By Kevin Atkinson
Baby boomers sang along with the Beatles and the Rolling Stones, made space in their living rooms for the television, saw the introduction of contraception and planned parenthood; and now they are changing the way we live in retirement.
Since baby boomers started retiring (even just planning their retirement), they have challenged the traditions of retirement living.
Many now plan to continue working; while others lobby for the retirement age to be brought down to cater for those who've worked in physical jobs and don't have the health or strength to continue working to 65 or beyond.
The accepted norms for retirement living have also been well and truly challenged.
Over the last 20 or so years we've seen the development of retirement villages offering licences to occupy and a secure, cocooned lifestyle amongst fellow retirees, with services at their fingertips and continuity of care all but guaranteed.
We've also seen the development of a slightly different style of retirement complex where people own their own unit and have access to a range of on-site services.
We're seeing increasing demand for family homes that can accommodate several generations of the same family – each enjoying their own personal space but having communal areas where they can come together as a family.
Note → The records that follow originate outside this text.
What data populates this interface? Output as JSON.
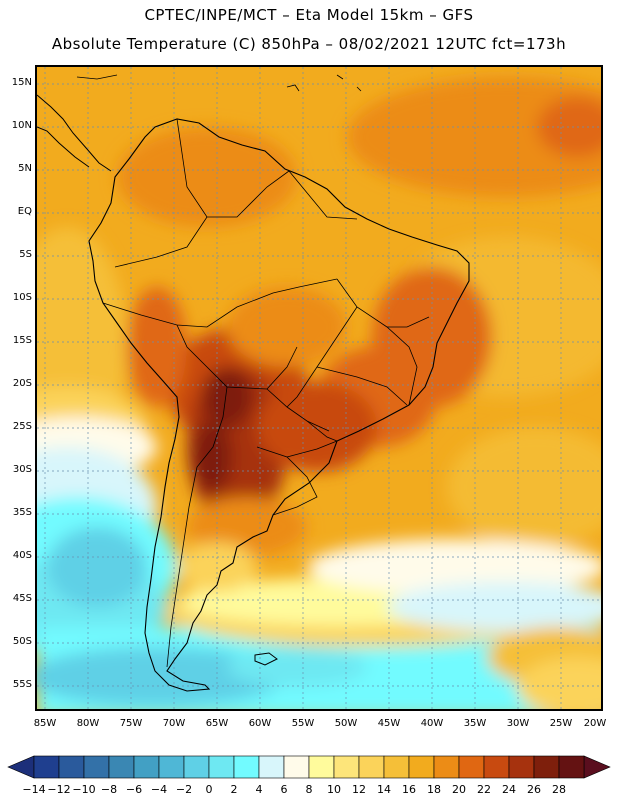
{
  "header": {
    "line1": "CPTEC/INPE/MCT  –  Eta Model 15km  –  GFS",
    "line2": "Absolute Temperature (C) 850hPa – 08/02/2021 12UTC fct=173h"
  },
  "map": {
    "lat_labels": [
      "15N",
      "10N",
      "5N",
      "EQ",
      "5S",
      "10S",
      "15S",
      "20S",
      "25S",
      "30S",
      "35S",
      "40S",
      "45S",
      "50S",
      "55S"
    ],
    "lon_labels": [
      "85W",
      "80W",
      "75W",
      "70W",
      "65W",
      "60W",
      "55W",
      "50W",
      "45W",
      "40W",
      "35W",
      "30W",
      "25W",
      "20W"
    ]
  },
  "colorbar": {
    "labels": [
      "-14",
      "-12",
      "-10",
      "-8",
      "-6",
      "-4",
      "-2",
      "0",
      "2",
      "4",
      "6",
      "8",
      "10",
      "12",
      "14",
      "16",
      "18",
      "20",
      "22",
      "24",
      "26",
      "28"
    ],
    "colors": [
      "#1f3f8f",
      "#2a5a9c",
      "#3371a8",
      "#3a87b3",
      "#42a0c4",
      "#4fb7d6",
      "#5fd0e6",
      "#6ee8f2",
      "#72fbff",
      "#d8f6fb",
      "#fffbea",
      "#fffb9c",
      "#fde57a",
      "#fbd35a",
      "#f5bf38",
      "#f2ab1e",
      "#ec8c16",
      "#e06712",
      "#c84a10",
      "#a6320e",
      "#7e1f0c",
      "#641212"
    ],
    "min_color": "#1c2f7a",
    "max_color": "#5a0e1e"
  }
}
We're also seeing many retirees who want to preserve their independence and live in their own home for as long as possible – just possibly not the same home they have lived in until now.
Some of these retirees might choose retirement village living if they could afford it, but that's not an option that's open or appealing to everyone.
Many councils, landowners and developers are not yet taking this market into account and are still encouraging and creating subdivisions, with all the sections and homes too big for people looking to downsize.
Where sections are small, there is the expectation the house built on it will be two storey.
New homes built in New Zealand have grown bigger and bigger (even when the sections are small) but there are plenty of retirees who want a smaller, single level home where they can age in the community they have chosen to live much of their life.
I'm convinced the answer lies in providing options that meet differing tastes and differing budgets.
The need for a wide range of options is important now and will become even more relevant over the next 10-15 years as more baby boomers move into retirement.
Retirement Commissioner Diane Maxwell also recently highlighted the need to provide options for those reaching retirement.
She spoke about the need to provide "good housing stock" that is right for retirees and older New Zealanders – and said this includes retirees staying put and ageing in place, as well as buying the right to live in a retirement village.
We regularly hear retirees say that finding an existing small property on a small section in their existing neighbourhood is hard enough - but then they look at the work that's needed to get that house to the standard they expect and decide it isn't worth it.
In many of those cases, they end up building a home that's much larger than they originally wanted – but the house is new and has everything they want.
"Downsizing" means downsizing of maintenance – inside and out – but with better planning we could be building smaller houses on smaller sections interspersed amongst standard family homes so retirees can live in a regular community wherever they choose to.
Smaller homes won't appeal only to retirees. They will also be a useful addition to our overall housing stock and attractive to first-home buyers, who want to start out with a more modest and affordable home.
Making smaller homes on smaller sections easily available also means that when retirees sell up the family home they are likely to need less of that capital to purchase their next home – freeing up the difference to spend in their retirement.
Currently about 70 per cent of people aged 65 and over own their own home without a mortgage; and another 14 per cent own their own home but still owe money to the bank. In 20 years' time housing affordability in this country means that more renters will be entering retirement and our need for options will be even greater.
As the Retirement Commissioner says: We need different models that will work for people.
I'm not advocating one style of living over another.
What I am advocating though, is for the availability of choices.
For this to be really effective, we need to plan for it, rather than let it happen in an ad hoc way. Bigger isn't always better.
❏ Kevin Atkinson, chief executive of Generation Homes, has been a Government housing advisor and is a media commentator on the building industry.